The Middlesex vice-chancellor, Michael Driscoll, yesterday ordered the union to cancel the question and answer session - scheduled to take place later this month - following a call from the Education Secretary last week for a crackdown on extremism on campus. Today the student union said it would continue with the debate, but move it from a university building to its own student union.
The Guardian

Israel boycott feud resurfaces
The battle lines of the academic boycott of Israel are being redrawn. After the international row over the Association of University Teachers' plans to boycott two Israeli universities, which were eventually overturned after an emergency conference in May, the union was hoping the debate would disappear over the summer break.
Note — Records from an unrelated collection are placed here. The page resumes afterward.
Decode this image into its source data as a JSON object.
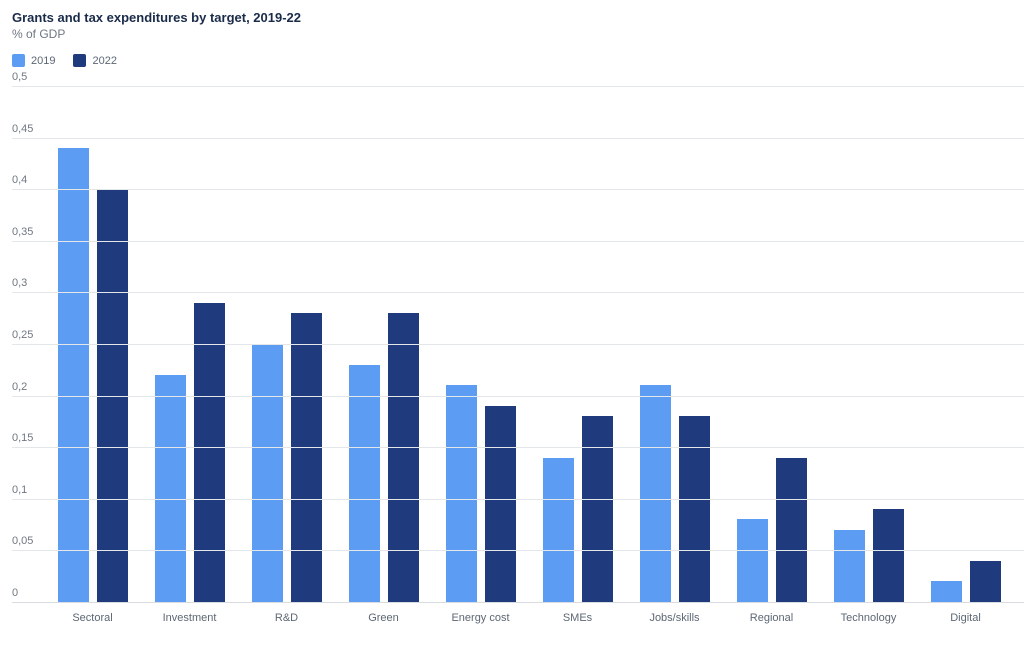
{
  "chart_data": {
    "type": "bar",
    "title": "Grants and tax expenditures by target, 2019-22",
    "subtitle": "% of GDP",
    "categories": [
      "Sectoral",
      "Investment",
      "R&D",
      "Green",
      "Energy cost",
      "SMEs",
      "Jobs/skills",
      "Regional",
      "Technology",
      "Digital"
    ],
    "series": [
      {
        "name": "2019",
        "color": "#5c9df3",
        "values": [
          0.44,
          0.22,
          0.25,
          0.23,
          0.21,
          0.14,
          0.21,
          0.08,
          0.07,
          0.02
        ]
      },
      {
        "name": "2022",
        "color": "#1f3b7e",
        "values": [
          0.4,
          0.29,
          0.28,
          0.28,
          0.19,
          0.18,
          0.18,
          0.14,
          0.09,
          0.04
        ]
      }
    ],
    "ylim": [
      0,
      0.5
    ],
    "ytick_step": 0.05,
    "ytick_labels": [
      "0",
      "0,05",
      "0,1",
      "0,15",
      "0,2",
      "0,25",
      "0,3",
      "0,35",
      "0,4",
      "0,45",
      "0,5"
    ],
    "grid": true,
    "legend_position": "top-left",
    "colors": {
      "title": "#1a2b4a",
      "subtitle": "#6f7783",
      "gridline": "#e4e7ea",
      "tick_label": "#6f7783",
      "category_label": "#5d6773"
    }
  }
}
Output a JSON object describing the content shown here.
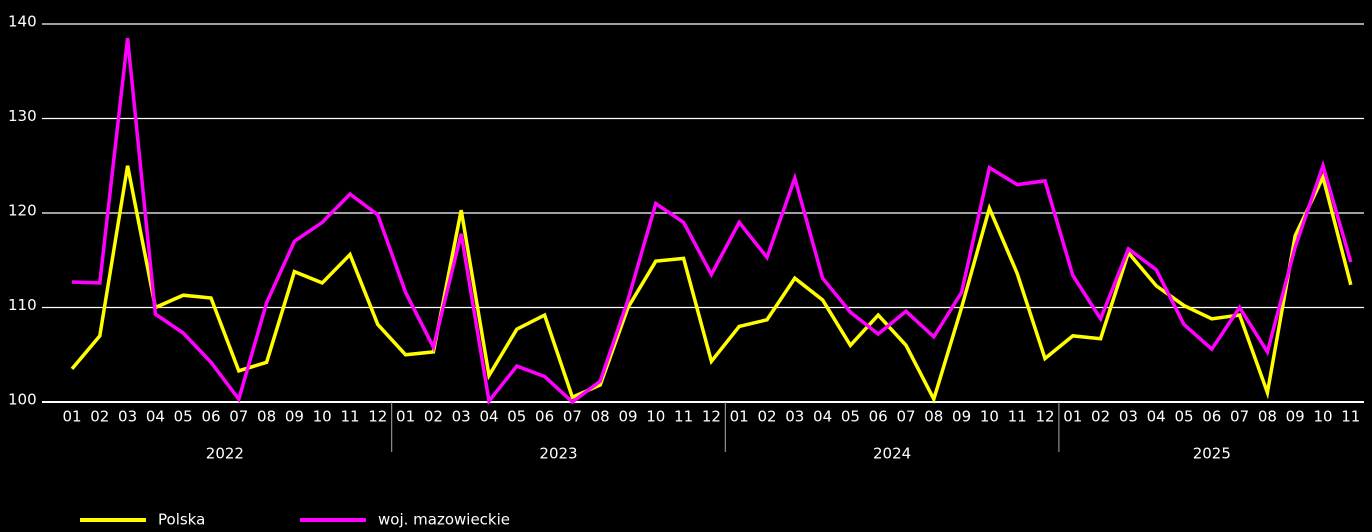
{
  "chart_data": {
    "type": "line",
    "categories": [
      "01",
      "02",
      "03",
      "04",
      "05",
      "06",
      "07",
      "08",
      "09",
      "10",
      "11",
      "12",
      "01",
      "02",
      "03",
      "04",
      "05",
      "06",
      "07",
      "08",
      "09",
      "10",
      "11",
      "12",
      "01",
      "02",
      "03",
      "04",
      "05",
      "06",
      "07",
      "08",
      "09",
      "10",
      "11",
      "12",
      "01",
      "02",
      "03",
      "04",
      "05",
      "06",
      "07",
      "08",
      "09",
      "10",
      "11"
    ],
    "year_labels": [
      "2022",
      "2023",
      "2024",
      "2025"
    ],
    "series": [
      {
        "name": "Polska",
        "color": "#ffff00",
        "values": [
          103.5,
          107,
          125,
          110,
          111.3,
          111,
          103.3,
          104.2,
          113.8,
          112.6,
          115.6,
          108.2,
          105,
          105.3,
          120.3,
          102.8,
          107.7,
          109.2,
          100.5,
          101.8,
          110,
          114.9,
          115.2,
          104.3,
          108,
          108.7,
          113.1,
          110.8,
          106,
          109.2,
          106,
          100.3,
          110,
          120.5,
          113.6,
          104.6,
          107,
          106.7,
          115.8,
          112.3,
          110.2,
          108.8,
          109.2,
          101,
          117.6,
          123.8,
          112.4
        ]
      },
      {
        "name": "woj. mazowieckie",
        "color": "#ff00ff",
        "values": [
          112.7,
          112.6,
          138.5,
          109.3,
          107.3,
          104.2,
          100.3,
          110.5,
          117,
          119,
          122,
          119.8,
          111.6,
          105.8,
          117.8,
          100.1,
          103.8,
          102.7,
          100,
          102.2,
          110.8,
          121,
          119,
          113.5,
          119,
          115.3,
          123.7,
          113.1,
          109.5,
          107.2,
          109.6,
          106.9,
          111.6,
          124.8,
          123,
          123.4,
          113.4,
          108.8,
          116.2,
          114,
          108.2,
          105.6,
          110,
          105.3,
          116.4,
          125,
          114.8
        ]
      }
    ],
    "ylim": [
      100,
      140
    ],
    "yticks": [
      100,
      110,
      120,
      130,
      140
    ],
    "grid": true,
    "legend": "bottom-left"
  }
}
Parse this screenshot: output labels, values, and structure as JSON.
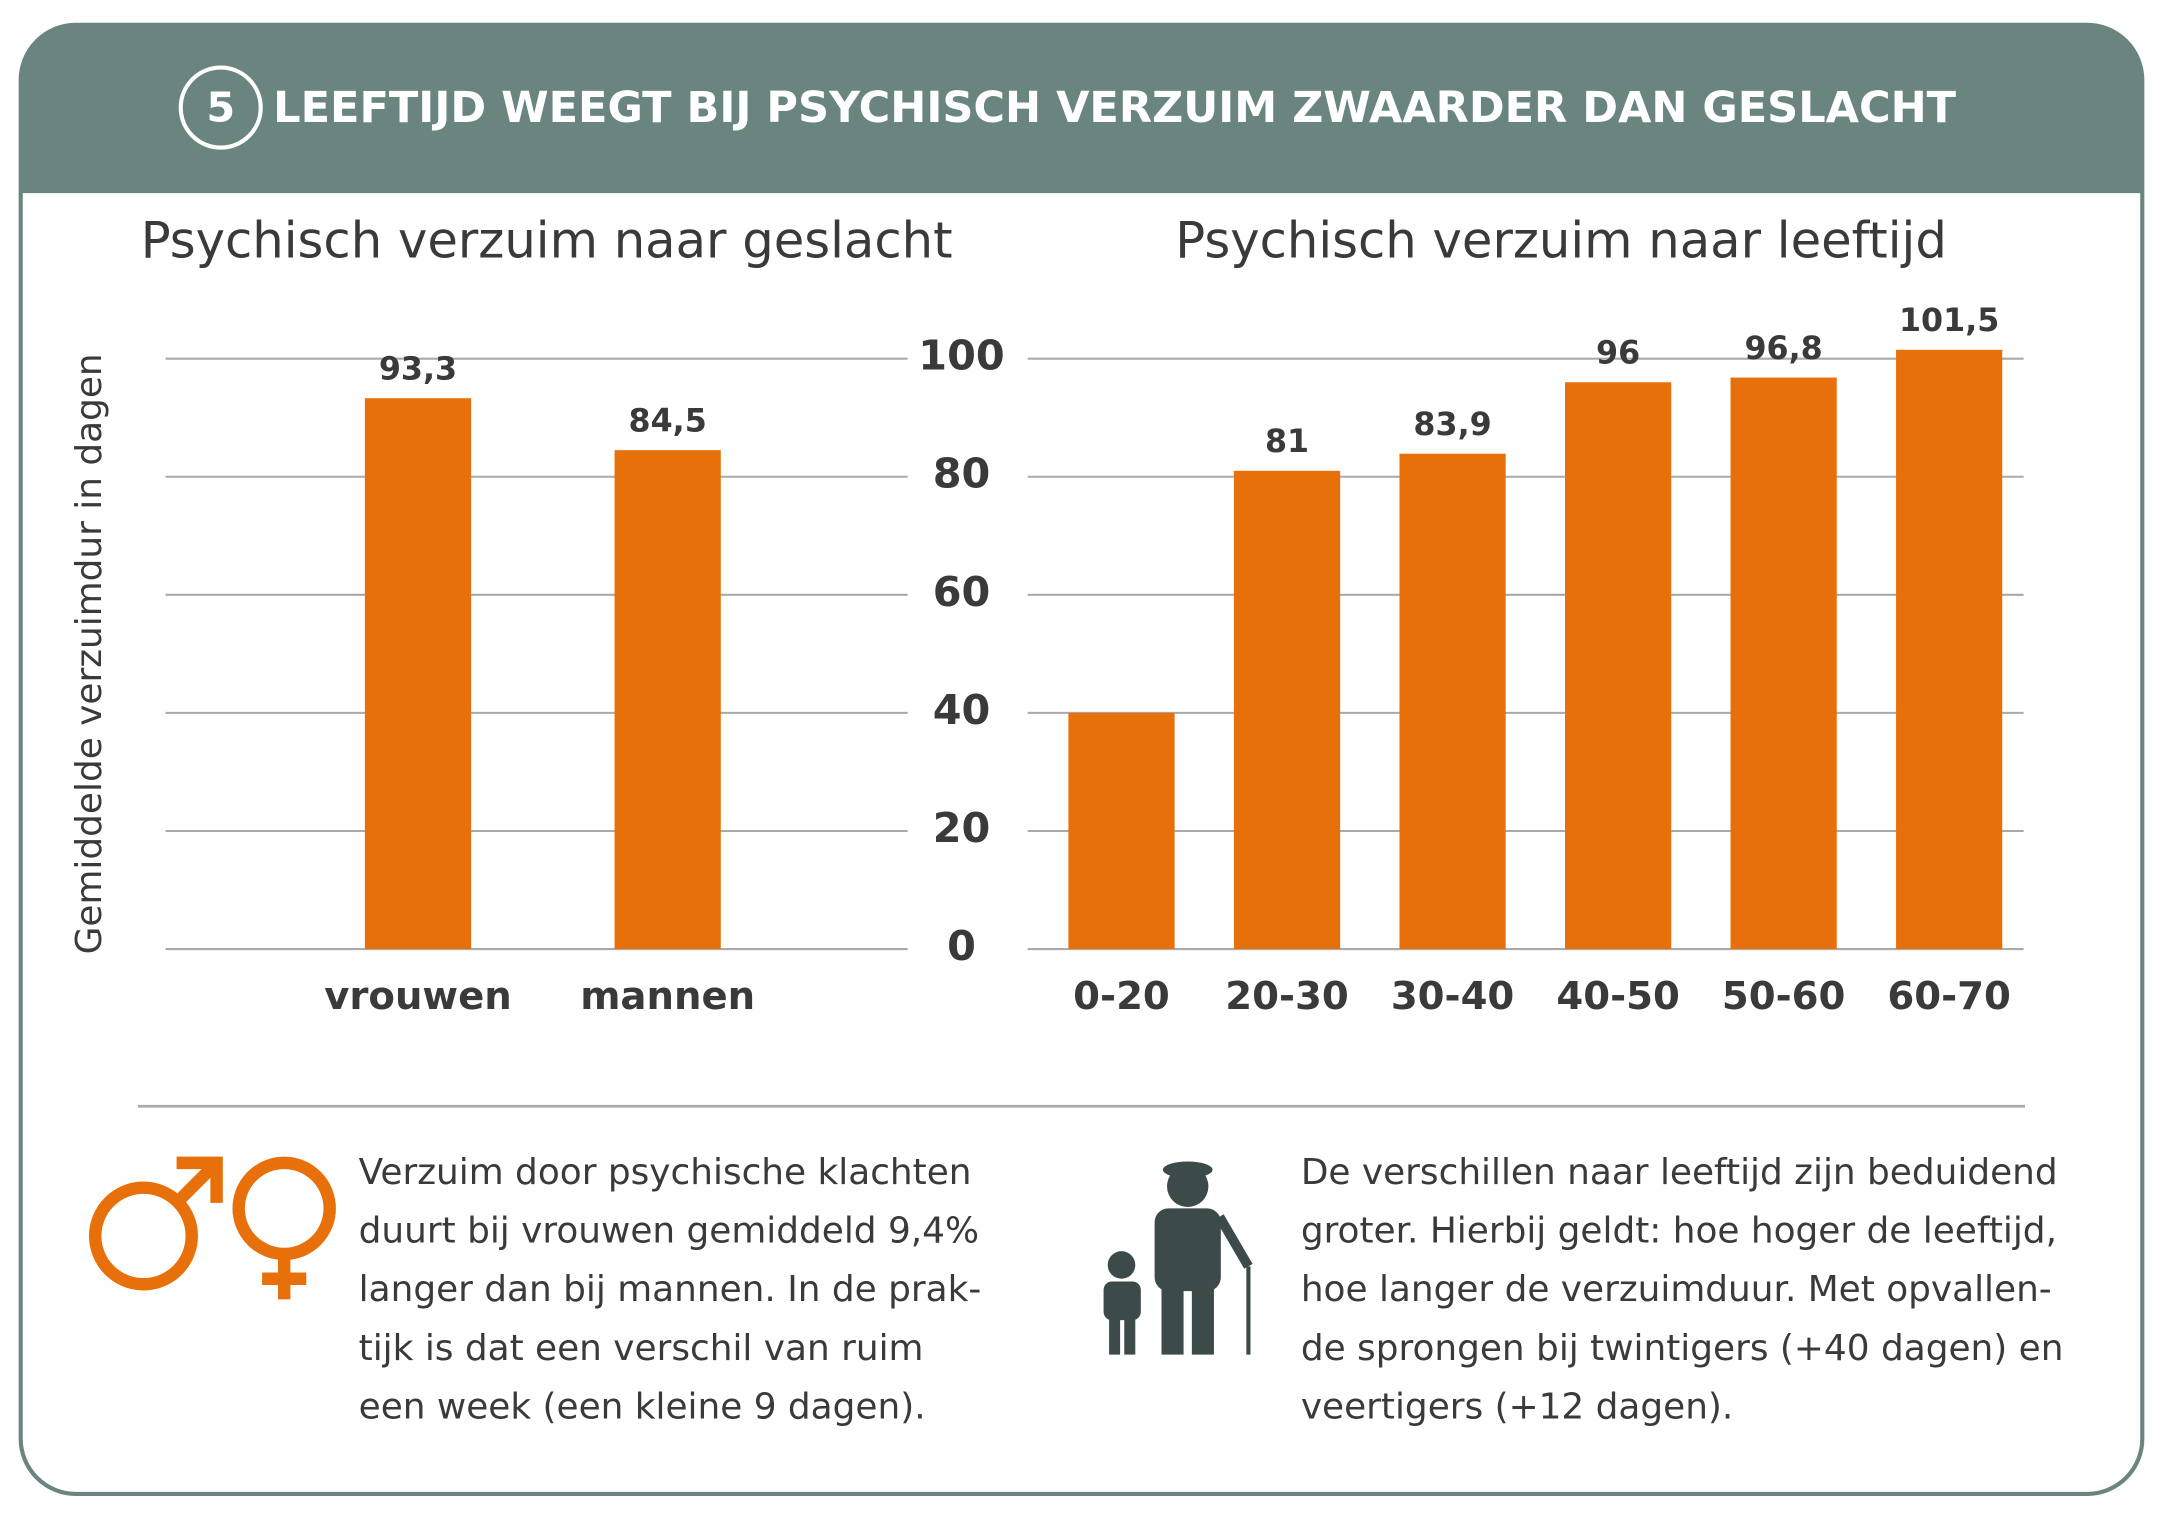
{
  "header": {
    "number": "5",
    "title": "LEEFTIJD WEEGT BIJ PSYCHISCH VERZUIM ZWAARDER DAN GESLACHT"
  },
  "chart_data": [
    {
      "type": "bar",
      "title": "Psychisch verzuim naar geslacht",
      "y_label": "Gemiddelde verzuimdur in dagen",
      "categories": [
        "vrouwen",
        "mannen"
      ],
      "values": [
        93.3,
        84.5
      ],
      "value_labels": [
        "93,3",
        "84,5"
      ],
      "color": "#e8700a",
      "ylim": [
        0,
        100
      ],
      "grid": true
    },
    {
      "type": "bar",
      "title": "Psychisch verzuim naar leeftijd",
      "categories": [
        "0-20",
        "20-30",
        "30-40",
        "40-50",
        "50-60",
        "60-70"
      ],
      "values": [
        40,
        81,
        83.9,
        96,
        96.8,
        101.5
      ],
      "value_labels": [
        null,
        "81",
        "83,9",
        "96",
        "96,8",
        "101,5"
      ],
      "color": "#e8700a",
      "ylim": [
        0,
        100
      ],
      "yticks": [
        0,
        20,
        40,
        60,
        80,
        100
      ],
      "grid": true
    }
  ],
  "notes": [
    {
      "lines": [
        "Verzuim door psychische klachten",
        "duurt bij vrouwen gemiddeld 9,4%",
        "langer dan bij mannen. In de prak-",
        "tijk is dat een verschil van ruim",
        "een week (een kleine 9 dagen)."
      ]
    },
    {
      "lines": [
        "De verschillen naar leeftijd zijn beduidend",
        "groter. Hierbij geldt: hoe hoger de leeftijd,",
        "hoe langer de verzuimduur. Met opvallen-",
        "de sprongen bij twintigers (+40 dagen) en",
        "veertigers (+12 dagen)."
      ]
    }
  ]
}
But it's a row that won't go away. The British Committee for Universities of Palestine, the pro-boycott organisation, is relaunching its campaign with a campus tour of public meetings involving speakers from Palestinian universities. The aim is to put the boycott back on the agenda by presenting the reality of living under the occupation, says Hilary Rose, one of the architects of the academic boycott.
The Guardian

Dental school gets cash to take more students
The Scottish Executive has agreed a £4.5 million emergency payment to Dundee University to ensure that dental students do not have to defer their studies. A dispute had arisen after it emerged that the university was paying applicants £2,000 to put off their courses. The action came after unprecedented numbers accepted the offer to study on the course, leaving it oversubscribed. Opposition politicians were furious that there were not enough places, despite Scotland’s shortage of NHS dentists.
The Times, The Scotsman

'MRSA reduction implants' planned
Medical implants coated with a diamond-like material could help reduce the prevalence of MRSA, scientists have said. Giving catheters and various medical implants a coating with a diamond-like carbon material can prevent infections such as MRSA developing. Unlike other coatings, the material will not trigger the coagulation of blood. Scientists from Brunel University who developed the coating say it can be used for a wide variety of purposes in engineering and aerospace as well as in medicine.
The Scotsman

SPI Lasers sets sights on Aim
SPI Lasers, a Southampton University spin-out company that makes tiny fibre-optic lasers, is planning a listing on Aim that would raise £12 million and value it at up to £35 million. SPI began life in 2000 producing fibre-optic components for the telecommunications industry, but after the collapse of this market in 2002 switched its focus to producing lasers.
The Financial Times

Cassini sees dusty ‘spokes’ in Saturn’s rings
The Cassini spacecraft has finally spotted dusty "spokes" in Saturn's rings that were first seen about 25 years ago. Researchers hope to monitor how the spokes wax and wane over time to see if the dusty streams signal a change in Saturn's rotation rate. Wedge-shaped trails of dust stretching up to 20,000km in length were first seen radiating outward in Saturn's outer B ring during flybys of Nasa's twin Voyager spacecraft in 1980 and 1981. Since then, the Hubble Space Telescope has also imaged the spokes, which are thought to be caused by dust particles that become charged and float above the plane of the main ring.
New Scientist

Nasa plans another giant leap to the moon
Astronauts could be walking on the moon once again by 2018 under ambitious plans unveiled yesterday by Nasa. And they will get there in Apollo-style spacecraft that hark back to the glory days of the space race. The announcement marks a bold step for the embattled space agency, setting out an exploration plan for the next few decades. But critics argue that the moon-shot is set to be another of Nasa's grand visions that, along with the space shuttle and the International Space Station, will one day wither away through political apathy.